The combined NZVIF subscription and shareholders’ agreement has been split into a separate subscription agreement and shareholders’ agreement. This is a positive step and follows international trends. Now the subscription agreement can be consigned to a drawer after claims periods have expired, leaving the shareholders’ agreement as the living document alongside the constitution. Future investors will now just need to review the shareholders’ agreement and constitution, simplifying the next round of investment.
The term sheet now has some helpful footnotes. We’ve found from our own Simmonds Stewart templates that user notes are great for guiding through the key terms when raising money from investors.
Are the templates more founder friendly?
The documents are an improvement on the NZVIF documents. One of our issues with those templates had been that they were over-complicated and more intrusive than investors really required on early stage deals. Inevitably, template documents hosted by AANZ, even following this latest review, were always likely to remain investor friendly. For example, items such as tranched investments and milestones, which remain as options, could arguably have been removed completely, given they are now rarely seen on deals.
There is some good news for founders however:
- a few of of the more investor friendly terms from the NZVIF templates have been removed completely.
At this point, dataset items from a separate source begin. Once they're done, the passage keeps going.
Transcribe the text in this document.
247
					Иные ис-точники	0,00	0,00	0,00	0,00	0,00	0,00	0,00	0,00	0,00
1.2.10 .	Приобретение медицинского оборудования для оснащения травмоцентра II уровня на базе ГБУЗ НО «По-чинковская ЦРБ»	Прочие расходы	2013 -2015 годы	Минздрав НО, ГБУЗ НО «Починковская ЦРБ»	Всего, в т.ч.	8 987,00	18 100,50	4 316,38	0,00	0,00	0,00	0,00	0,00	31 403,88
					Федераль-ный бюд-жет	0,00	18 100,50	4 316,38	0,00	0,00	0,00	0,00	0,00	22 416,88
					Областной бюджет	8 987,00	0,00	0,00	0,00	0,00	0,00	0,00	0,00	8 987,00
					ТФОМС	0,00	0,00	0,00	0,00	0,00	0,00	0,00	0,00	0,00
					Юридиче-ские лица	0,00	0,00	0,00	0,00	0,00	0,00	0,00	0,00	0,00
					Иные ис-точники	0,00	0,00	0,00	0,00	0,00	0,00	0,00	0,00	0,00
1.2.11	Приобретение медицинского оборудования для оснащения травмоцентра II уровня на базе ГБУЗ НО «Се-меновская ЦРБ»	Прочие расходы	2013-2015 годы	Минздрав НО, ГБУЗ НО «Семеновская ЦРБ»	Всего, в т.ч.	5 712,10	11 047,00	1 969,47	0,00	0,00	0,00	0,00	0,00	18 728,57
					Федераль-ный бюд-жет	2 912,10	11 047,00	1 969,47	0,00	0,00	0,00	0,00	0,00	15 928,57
For example, there is no longer the option for a full ratchet anti-dilution right with the broad-based weighted average formula being the default position. Given that full ratchets are virtually extinct nowadays, this was to be expected
- the default percentage on tag along rights (effectively giving investors to right to sell if a larger shareholder is looking to sell) is no longer set at 20%, but rather at 50%. This is a better position for founders
- the footnotes to the NZVIF documents implied that up to a 3x liquidation preference was not uncommon. That view is out of sync with global trends, and thankfully the AANZ templates now refers to 1x non-participating preference as the most common position
- any reference to a preferred dividend has been removed. Given startups rarely pay dividends, this is largely academic of course
- the new templates are much clearer on pre-emptive rights, for example, whether or not the pre-emptive rights holders have an over allocation as angel investors in NZ often invest follow-on money into NZ startups, it is helpful for founders to understand at term sheet stage what their obligations are on this
- the templates also have more optionality in places, for example, on the investor veto rights where certain items are now in square brackets. On our overseas VC transactions, we often see veto rights split into board approved matters and shareholder approved matters to give flexibility to founders on all but the major corporate actions, while still maintaining good corporate governance. The AANZ documents have not taken that approach, however
- finally, there is no longer a cap on the adviser fees that the company can incur on the deal. Given it is key that startups have the opportunity to take their own legal advice, this is welcomed
If startups are raising money from one of the NZ angel groups they can expect to be presented with these new templates. If they have other types of investors lined up, then some of our Simmonds Stewart templates could be more suitable.